A sentiment that is common to men and even stronger in the soldier justifies the opinion that they who have periled their lives in praiseworthy and hazardous undertakings may with propriety insist upon a recognition of their services and, sharing in this opinion, we who faced what plainly appeared on Cemetery Hill to be almost certain death remember with pride and gratitude that in the most destructive shock of battle Heth's Division acquitted itself in a worthy manner. With our four brigades in the front rank and with a greater number engaged and with a greater loss of those engaged than any other division, we do claim, it seems to me with reason, that the memorable charge can with more propriety be dominated Heth's or Pettigrew's, rather than Pickett's, who had but two brigades in front. True it is, General Pickett commanded and his brigades acquitted themselves most gallantly, yet the fact remains that in the generally accepted narrations of that charge the history of that division acting as conspicuously as any other, and that it excelled all others in the number of its men, is either obscurely mentioned or totally ignored. These lines are not prompted by a spirit of fault finding, but rather that inasmuch as the writer and his associates have borne a part in a struggle that promises to become historical, he deems it a laudable desire which seeks to place in the story of that contest material facts that might otherwise be forgotten or overlooked.

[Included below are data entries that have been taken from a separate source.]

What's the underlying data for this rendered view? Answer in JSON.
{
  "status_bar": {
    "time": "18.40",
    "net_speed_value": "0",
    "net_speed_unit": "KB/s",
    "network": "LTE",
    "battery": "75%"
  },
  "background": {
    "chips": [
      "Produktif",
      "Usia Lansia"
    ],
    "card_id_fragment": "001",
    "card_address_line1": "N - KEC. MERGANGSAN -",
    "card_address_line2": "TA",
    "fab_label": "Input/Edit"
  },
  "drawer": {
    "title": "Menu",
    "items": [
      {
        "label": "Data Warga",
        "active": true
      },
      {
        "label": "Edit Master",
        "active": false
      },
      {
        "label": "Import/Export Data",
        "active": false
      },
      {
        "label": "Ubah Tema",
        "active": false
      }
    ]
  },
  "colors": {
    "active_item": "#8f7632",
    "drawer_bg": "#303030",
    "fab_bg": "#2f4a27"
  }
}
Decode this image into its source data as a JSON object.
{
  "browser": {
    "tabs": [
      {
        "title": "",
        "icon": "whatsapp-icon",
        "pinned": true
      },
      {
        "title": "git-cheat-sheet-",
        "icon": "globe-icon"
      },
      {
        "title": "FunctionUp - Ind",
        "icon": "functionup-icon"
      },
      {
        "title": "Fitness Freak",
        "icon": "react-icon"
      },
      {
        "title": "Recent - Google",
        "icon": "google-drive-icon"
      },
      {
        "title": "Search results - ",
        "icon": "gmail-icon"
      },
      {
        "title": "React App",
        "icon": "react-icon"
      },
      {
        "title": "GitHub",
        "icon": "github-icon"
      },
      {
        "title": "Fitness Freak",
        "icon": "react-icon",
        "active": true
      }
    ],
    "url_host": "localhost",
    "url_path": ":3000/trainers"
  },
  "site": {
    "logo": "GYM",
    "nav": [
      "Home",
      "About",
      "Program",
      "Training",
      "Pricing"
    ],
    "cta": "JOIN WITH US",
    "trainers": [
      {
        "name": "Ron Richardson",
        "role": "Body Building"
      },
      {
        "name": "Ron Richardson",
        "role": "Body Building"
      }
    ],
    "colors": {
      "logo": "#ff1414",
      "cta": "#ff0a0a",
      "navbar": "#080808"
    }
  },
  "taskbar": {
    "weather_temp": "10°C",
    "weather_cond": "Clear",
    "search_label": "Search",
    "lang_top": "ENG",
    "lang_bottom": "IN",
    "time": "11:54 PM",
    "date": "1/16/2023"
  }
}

Again, some who have written about Gettysburg have placed Heth's Division in support of Pickett, and others have attributed the failure of that assault to the wavering of the supporting line. In view of these diverse descriptions I shall feel amply repaid if I shall succeed in making clear the point that Heth's Division no more supported Pickett than Pickett's supported Heth. It is my belief that Heth's Division was not assigned to support any command. I have before me a map of the battle-field of the third day, prepared by Colonel Batchelder. It places the assaulting troops precisely as I have indicated. By 11 o'clock or perhaps a little earlier, those who were destined to attempt the capture of Cemetery Hill were in line and were in full view of the Federal stronghold ready to obey the command to advance. All seemed to appreciate the danger of the impending carnage. We could distinctly see the formidable line of artillery, distant about one thousand yards. It was more than evident that all realized the danger of the perilous task set before us. Every spot of the intervening ground was surveyed by private and officer in the hope that it might prove advantageous when the impending storm of battle should burst upon us. After we had been formed Lee, Longstreet and Pickett rode together up and down in front of our line several times, at least three times, if not more, observing our assignment, but principally with field glasses, observing the position and movements of the Federals. Seeming to be as yet undetermined what to do, they rode to the rear and engaged in earnest conversation. Then they returned to our front and together rode up and down our line again. This was ominous and showed plainly how hazardous these officers regarded the undertaking.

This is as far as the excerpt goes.